Through my younger days, I was essentially taught that success MEANT happiness. Yeah, success then was all about getting enough education credentials to get into Engineering or medicine - the only two certain means of being employed. There really was no difference between the success and happiness when put that way. I mean, when success means avoiding potential starvation, you hardly see it as different from happiness. True, there were stories about people starving in order to pursue their art or their love or whatever but they did not really seem to be singing and dancing with happiness because they were starving.
The problem is that, once you are confident that the wolf is not parked outside the door (In other words, when starvation is not a perpetual threat), the fact that you are eating does not make you actively happy. I mean, yeah, it is nice that you CAN eat, unless of course obesity is causing you to go on a diet, but you see no reason to be singing and dancing around the house because you are NOT starving either.
Such, indeed, is the problem with happiness. When you don't have it, you are unhappy about it. When you first get it, you are happy. THEN you start getting unhappy about the other things you do not have.
Success is achieving the goals that you tried to achieve. Happiness is a state of mind. Now, WHEN you achieve a goal, you feel happy about the achievement, alright. THAT state of mind does not last forever though. The mind is a funny beast, it never remains content in one state of mind. It keeps oscillating up and down all the time. So, if success is what you choose as the WAY to happiness, then you should keep setting goals and keep achieving them. An iffy proposition - somewhat like winning at a slot machine and having to KEEP winning in order to maintain that high!
Of course, the mind oscillates about a mean. Like, the man who is starving - he could get a meal every other day and feel happy but the overall average happiness he feels is bound to be lower than the man who is sure of his food. So, yes, some successes CAN push up the average happiness levels. The trick is to know whether the goals YOU set ARE the sort of goals which are pushing up your mean happiness levels OR merely spikes around the same old level.
Philosophy, of course, tells you to control the mind. Indian philosophy is all about keeping the mind 'free from the pairs of opposites' - pleasure-pain, like-dislike, comfort-discomfort, yada yada. AND, for those of you know find Indian anything not worth attention unless duly ratified by the West, dear old Rudyard Kipling also says, "...if you can meet with triumph and disaster and treat those two impostors just the same...". So there! THAT way, the mind ceases oscillating and 'state of mind' is not a fickle thing any longer.

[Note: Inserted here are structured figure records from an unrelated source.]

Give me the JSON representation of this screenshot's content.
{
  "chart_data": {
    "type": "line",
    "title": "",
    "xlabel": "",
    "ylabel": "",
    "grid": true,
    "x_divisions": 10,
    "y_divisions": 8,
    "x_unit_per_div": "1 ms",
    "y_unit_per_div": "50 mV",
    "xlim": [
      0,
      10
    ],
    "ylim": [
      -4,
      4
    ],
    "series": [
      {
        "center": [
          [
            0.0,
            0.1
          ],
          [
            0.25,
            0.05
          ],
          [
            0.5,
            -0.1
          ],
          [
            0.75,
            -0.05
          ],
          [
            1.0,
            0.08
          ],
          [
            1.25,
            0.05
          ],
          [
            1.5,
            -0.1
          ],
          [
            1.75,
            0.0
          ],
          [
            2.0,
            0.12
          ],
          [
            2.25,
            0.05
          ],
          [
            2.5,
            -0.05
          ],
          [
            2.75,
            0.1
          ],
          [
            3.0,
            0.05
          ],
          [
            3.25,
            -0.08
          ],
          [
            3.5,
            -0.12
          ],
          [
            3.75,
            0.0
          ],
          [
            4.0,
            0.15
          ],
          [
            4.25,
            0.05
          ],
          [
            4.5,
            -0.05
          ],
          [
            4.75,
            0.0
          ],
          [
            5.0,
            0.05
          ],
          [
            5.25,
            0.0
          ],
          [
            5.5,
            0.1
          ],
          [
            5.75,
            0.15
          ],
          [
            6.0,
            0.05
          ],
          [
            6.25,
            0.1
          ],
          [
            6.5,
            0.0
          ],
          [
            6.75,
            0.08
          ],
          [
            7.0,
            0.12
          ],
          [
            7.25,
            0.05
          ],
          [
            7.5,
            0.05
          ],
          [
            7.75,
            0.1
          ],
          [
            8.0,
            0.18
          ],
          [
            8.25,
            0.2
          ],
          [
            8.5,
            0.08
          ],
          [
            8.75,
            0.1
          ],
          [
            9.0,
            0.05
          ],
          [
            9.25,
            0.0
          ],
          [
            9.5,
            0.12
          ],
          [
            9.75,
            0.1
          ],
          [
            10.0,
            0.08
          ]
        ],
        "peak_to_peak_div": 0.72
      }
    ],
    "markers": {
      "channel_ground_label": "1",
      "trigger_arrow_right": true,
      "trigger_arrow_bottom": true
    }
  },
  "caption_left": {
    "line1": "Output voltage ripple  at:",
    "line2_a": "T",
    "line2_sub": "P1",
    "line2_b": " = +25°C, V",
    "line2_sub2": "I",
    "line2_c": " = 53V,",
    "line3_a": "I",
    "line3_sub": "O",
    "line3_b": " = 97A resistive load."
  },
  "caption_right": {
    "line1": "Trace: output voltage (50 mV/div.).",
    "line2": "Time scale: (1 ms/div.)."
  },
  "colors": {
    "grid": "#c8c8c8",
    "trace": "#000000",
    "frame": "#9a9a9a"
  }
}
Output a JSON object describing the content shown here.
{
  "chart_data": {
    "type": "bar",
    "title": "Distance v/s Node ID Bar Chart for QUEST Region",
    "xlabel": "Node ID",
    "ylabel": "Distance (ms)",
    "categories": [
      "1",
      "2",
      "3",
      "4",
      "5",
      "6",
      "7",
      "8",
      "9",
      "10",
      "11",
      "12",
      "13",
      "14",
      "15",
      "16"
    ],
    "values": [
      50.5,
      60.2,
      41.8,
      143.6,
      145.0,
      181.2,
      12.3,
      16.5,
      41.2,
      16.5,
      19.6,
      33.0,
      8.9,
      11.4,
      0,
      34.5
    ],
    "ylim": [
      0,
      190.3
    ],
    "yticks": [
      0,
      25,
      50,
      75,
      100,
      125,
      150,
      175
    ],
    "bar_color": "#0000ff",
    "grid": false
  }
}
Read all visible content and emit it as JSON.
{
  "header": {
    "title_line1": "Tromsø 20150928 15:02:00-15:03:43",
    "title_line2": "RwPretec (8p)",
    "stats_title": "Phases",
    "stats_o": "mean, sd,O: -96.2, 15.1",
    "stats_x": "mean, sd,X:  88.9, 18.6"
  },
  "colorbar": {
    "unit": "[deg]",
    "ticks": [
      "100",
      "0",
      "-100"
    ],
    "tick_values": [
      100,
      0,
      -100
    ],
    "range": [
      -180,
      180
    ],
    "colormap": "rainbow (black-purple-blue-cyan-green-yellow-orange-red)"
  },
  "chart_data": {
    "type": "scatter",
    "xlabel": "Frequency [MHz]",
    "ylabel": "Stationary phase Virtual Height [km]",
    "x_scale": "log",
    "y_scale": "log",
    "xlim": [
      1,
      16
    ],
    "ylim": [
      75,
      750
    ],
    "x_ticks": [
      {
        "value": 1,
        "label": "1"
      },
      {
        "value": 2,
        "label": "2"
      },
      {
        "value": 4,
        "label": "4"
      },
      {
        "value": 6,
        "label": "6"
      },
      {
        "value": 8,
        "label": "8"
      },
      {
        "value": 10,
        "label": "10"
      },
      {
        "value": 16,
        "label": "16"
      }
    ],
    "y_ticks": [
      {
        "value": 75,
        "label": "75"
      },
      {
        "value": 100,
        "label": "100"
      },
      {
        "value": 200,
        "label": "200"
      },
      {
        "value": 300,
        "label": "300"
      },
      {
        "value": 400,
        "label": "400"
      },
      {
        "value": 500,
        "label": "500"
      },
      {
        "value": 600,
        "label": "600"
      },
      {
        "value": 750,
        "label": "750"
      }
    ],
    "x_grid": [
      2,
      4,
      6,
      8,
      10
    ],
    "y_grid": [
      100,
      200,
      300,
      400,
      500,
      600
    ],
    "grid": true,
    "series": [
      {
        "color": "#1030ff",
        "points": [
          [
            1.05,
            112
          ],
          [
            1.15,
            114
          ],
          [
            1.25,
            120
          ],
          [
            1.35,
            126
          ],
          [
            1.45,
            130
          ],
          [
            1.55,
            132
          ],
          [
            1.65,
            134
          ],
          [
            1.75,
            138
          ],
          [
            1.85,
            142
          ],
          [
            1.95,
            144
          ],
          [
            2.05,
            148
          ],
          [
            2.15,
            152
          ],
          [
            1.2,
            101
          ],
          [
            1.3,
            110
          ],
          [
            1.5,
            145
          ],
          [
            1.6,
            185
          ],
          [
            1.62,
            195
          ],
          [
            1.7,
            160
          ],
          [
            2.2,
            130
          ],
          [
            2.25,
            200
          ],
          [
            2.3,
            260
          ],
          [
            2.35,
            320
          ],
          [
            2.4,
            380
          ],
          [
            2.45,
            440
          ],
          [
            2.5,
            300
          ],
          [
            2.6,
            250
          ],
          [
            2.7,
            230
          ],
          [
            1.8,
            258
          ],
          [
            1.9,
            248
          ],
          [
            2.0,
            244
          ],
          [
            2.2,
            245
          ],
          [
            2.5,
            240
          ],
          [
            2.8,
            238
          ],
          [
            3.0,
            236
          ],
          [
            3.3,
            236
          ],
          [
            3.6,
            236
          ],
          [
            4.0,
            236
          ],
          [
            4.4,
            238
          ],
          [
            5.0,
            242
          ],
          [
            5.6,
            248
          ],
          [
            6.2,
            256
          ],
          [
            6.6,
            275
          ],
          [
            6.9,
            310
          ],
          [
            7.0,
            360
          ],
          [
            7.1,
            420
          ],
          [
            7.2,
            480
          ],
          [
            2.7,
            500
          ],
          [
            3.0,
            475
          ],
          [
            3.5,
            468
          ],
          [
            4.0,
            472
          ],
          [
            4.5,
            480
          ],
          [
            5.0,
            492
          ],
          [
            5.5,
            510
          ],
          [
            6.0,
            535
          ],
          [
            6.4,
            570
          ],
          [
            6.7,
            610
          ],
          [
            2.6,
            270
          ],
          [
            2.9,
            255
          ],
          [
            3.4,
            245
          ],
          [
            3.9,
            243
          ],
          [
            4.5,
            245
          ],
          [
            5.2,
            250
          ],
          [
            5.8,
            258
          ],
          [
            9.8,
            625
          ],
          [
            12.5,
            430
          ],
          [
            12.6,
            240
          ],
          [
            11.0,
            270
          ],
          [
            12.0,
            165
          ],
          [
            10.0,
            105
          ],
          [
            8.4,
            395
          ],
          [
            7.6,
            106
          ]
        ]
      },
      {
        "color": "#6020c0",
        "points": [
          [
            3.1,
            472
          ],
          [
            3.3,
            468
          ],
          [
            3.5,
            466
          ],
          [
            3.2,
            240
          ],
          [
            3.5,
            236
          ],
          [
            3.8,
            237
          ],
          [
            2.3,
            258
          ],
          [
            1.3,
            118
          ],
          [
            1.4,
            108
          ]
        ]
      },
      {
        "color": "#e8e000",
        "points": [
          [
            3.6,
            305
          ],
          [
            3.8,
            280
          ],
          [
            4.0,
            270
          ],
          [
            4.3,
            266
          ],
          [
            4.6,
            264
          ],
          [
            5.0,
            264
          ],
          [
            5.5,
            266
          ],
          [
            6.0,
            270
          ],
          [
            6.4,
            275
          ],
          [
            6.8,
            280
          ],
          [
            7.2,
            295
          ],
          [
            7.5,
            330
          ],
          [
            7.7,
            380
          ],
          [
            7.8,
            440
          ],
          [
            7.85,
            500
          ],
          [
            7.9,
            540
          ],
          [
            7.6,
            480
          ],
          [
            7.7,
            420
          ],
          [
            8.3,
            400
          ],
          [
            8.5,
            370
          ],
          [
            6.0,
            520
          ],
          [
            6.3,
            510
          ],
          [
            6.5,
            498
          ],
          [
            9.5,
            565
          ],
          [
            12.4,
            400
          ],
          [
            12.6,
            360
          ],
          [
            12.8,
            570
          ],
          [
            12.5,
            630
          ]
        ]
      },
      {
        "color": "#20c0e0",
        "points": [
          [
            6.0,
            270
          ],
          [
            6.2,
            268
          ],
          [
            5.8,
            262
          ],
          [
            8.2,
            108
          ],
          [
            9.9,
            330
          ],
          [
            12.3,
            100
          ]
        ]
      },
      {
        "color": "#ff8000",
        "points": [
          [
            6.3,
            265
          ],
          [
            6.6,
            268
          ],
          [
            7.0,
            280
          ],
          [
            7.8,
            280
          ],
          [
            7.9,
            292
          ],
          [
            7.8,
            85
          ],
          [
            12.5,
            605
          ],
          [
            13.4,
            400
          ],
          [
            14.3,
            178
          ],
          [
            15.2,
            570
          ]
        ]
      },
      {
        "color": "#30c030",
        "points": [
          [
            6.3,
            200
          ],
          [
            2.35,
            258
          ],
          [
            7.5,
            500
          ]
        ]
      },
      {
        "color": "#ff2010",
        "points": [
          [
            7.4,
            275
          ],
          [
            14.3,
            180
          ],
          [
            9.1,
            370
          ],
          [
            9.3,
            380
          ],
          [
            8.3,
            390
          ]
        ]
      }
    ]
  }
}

But, you see, sorrow and joy are also one of those pairs of opposites. THAT stable state of mind...you could call it peace but can you call it happiness? The religious philosophers call it Bliss OR Nirvana OR some such.
In the here-and-now of ordinary folks like you and me, for whom these pairs of opposites ARE the guiding lights of life...what sort of success will lead to lasting happiness?
And can you call it success if it leaves you feeling unhappy?